While there are developing theories surrounding the causes of nonverbal autism (and autism in general), more research still needs to be carried out. Currently, several main factors are believed to increase the risk of a child being born with autism or nonverbal autism:

  • They have a close family member who is autistic
  • They have a certain chromosomal disorder such as fragile X syndrome or tuberous sclerosis
  • They were exposed to certain substances while in the womb

For some reason, the brains of autistic children develop rapidly in the first three years of their lives, meaning that there isn’t the same time for learning behavior (such as social skills and communication). Connection and communications within the brain take on an atypical form.

Despite genetics playing a major role in the risk of developing nonverbal autism, there is evidence that some people develop the condition due to new mutations that impact the development of motor skills.

This just adds to the confusing data surrounding this issue.

Another example of this is shown in recent research that suggests that people with nonverbal autism may have a neurological condition that inhibits the production of a certain brainwave that allows us to recall learned information, such as the name of an object.

This brainwave is known as a positive slow wave (PSW).

It’s worth noting that there is no evidence to support the idea that vaccines cause autism.

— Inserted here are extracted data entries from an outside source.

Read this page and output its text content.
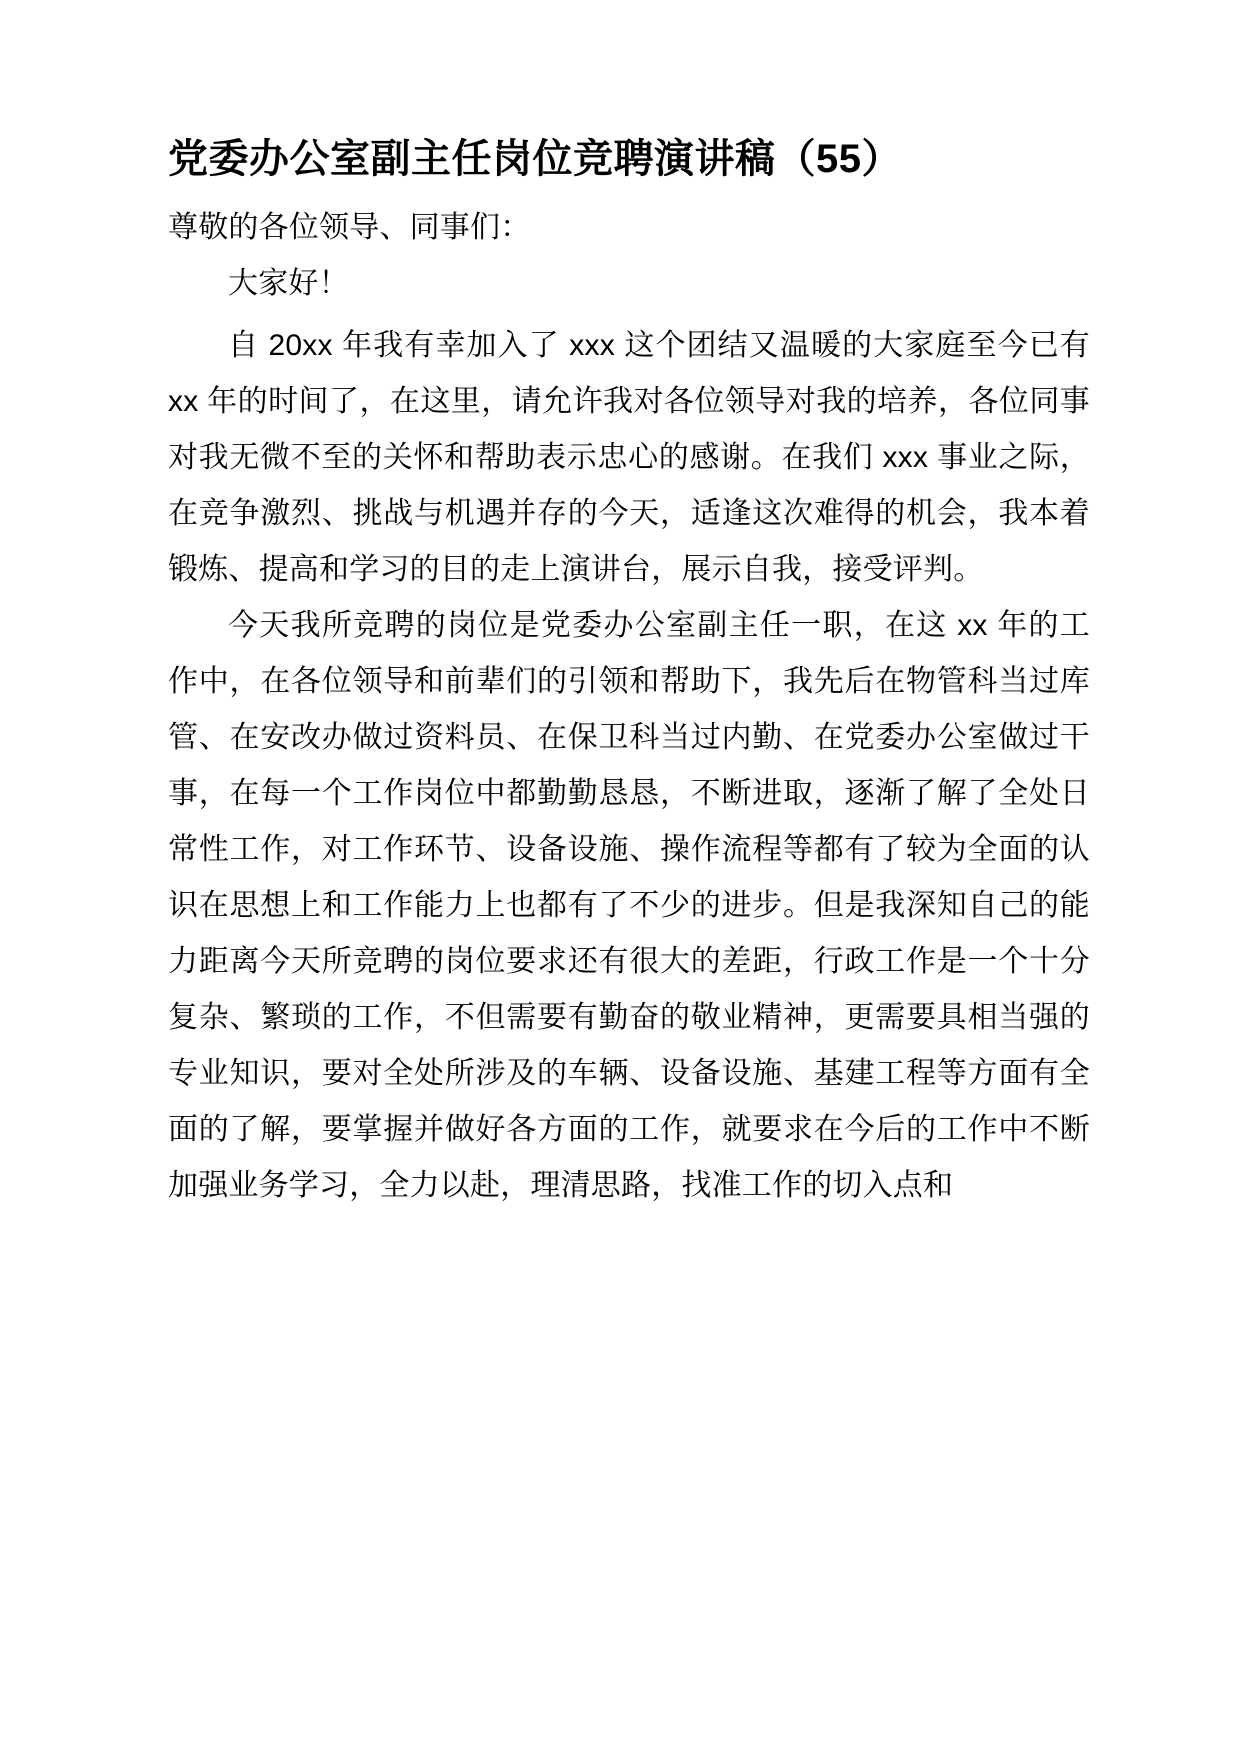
党委办公室副主任岗位竞聘演讲稿（55）

尊敬的各位领导、同事们：

大家好！

自 20xx 年我有幸加入了 xxx 这个团结又温暖的大家庭至今已有 xx 年的时间了，在这里，请允许我对各位领导对我的培养，各位同事对我无微不至的关怀和帮助表示忠心的感谢。在我们 xxx 事业之际，在竞争激烈、挑战与机遇并存的今天，适逢这次难得的机会，我本着锻炼、提高和学习的目的走上演讲台，展示自我，接受评判。

今天我所竞聘的岗位是党委办公室副主任一职，在这 xx 年的工作中，在各位领导和前辈们的引领和帮助下，我先后在物管科当过库管、在安改办做过资料员、在保卫科当过内勤、在党委办公室做过干事，在每一个工作岗位中都勤勤恳恳，不断进取，逐渐了解了全处日常性工作，对工作环节、设备设施、操作流程等都有了较为全面的认识在思想上和工作能力上也都有了不少的进步。但是我深知自己的能力距离今天所竞聘的岗位要求还有很大的差距，行政工作是一个十分复杂、繁琐的工作，不但需要有勤奋的敬业精神，更需要具相当强的专业知识，要对全处所涉及的车辆、设备设施、基建工程等方面有全面的了解，要掌握并做好各方面的工作，就要求在今后的工作中不断加强业务学习，全力以赴，理清思路，找准工作的切入点和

So, what causes nonverbal autism? Sadly, the answer is that we’re not entirely sure. But as science and technology continue to develop, we may discover more answers and be able to offer a higher caliber of help to those who need it.

Can Someone with Nonverbal Autism Develop Speech?

Until recently, there was a common misconception surrounding nonverbal autism. Parents of autistic children were told that if their child couldn’t communicate verbally by the age of 4, then they would never learn to.

One study investigated this claim and found it to be inaccurate. All the children in the study had been diagnosed with autism and severe language delays by the age of 4.

Out of these children, 47% became fluent speakers and 70% could communicate via simple phrases or through other communication methods.

Other Communication Methods

Regardless of what causes autism, we need to learn to help those with the condition. Those on the autism spectrum (and especially those with nonverbal autism) can learn to communicate via nonverbal means, as communication is still an important part of their lives!

Autism nonverbal communication (especially severe autism nonverbal communication) is an essential learning process for both the autistic child and their parents.

There are three commonly used alternatives to verbal communication:

  • Picture Exchange Communication System (PECS)
  • Augmentative and Assistive Communication (AAC)
  • Sign Language

Many parents, guardians, and careers will learn to understand the needs and communication methods of each autistic individual.

Treatment Options

When it comes to autism, treatment options aim to aid the development of the individual. One example of this is the learning of new skills. Common options include:

  • Therapy
  • Psychotherapy
  • Medication
  • Assisted learning accommodations

It’s worth noting that these options won’t be beneficial to every person with autism. Therapy can feel like a punishment to some and may even be harmful to others. People with nonverbal autism can still communicate and should be given input (when possible).

What’s Next?

What causes nonverbal autism? This is a question that we’re still trying to discover the answer to. We have some answers but certainly not the full picture. What we do know is that genes and genetic mutations are major factors.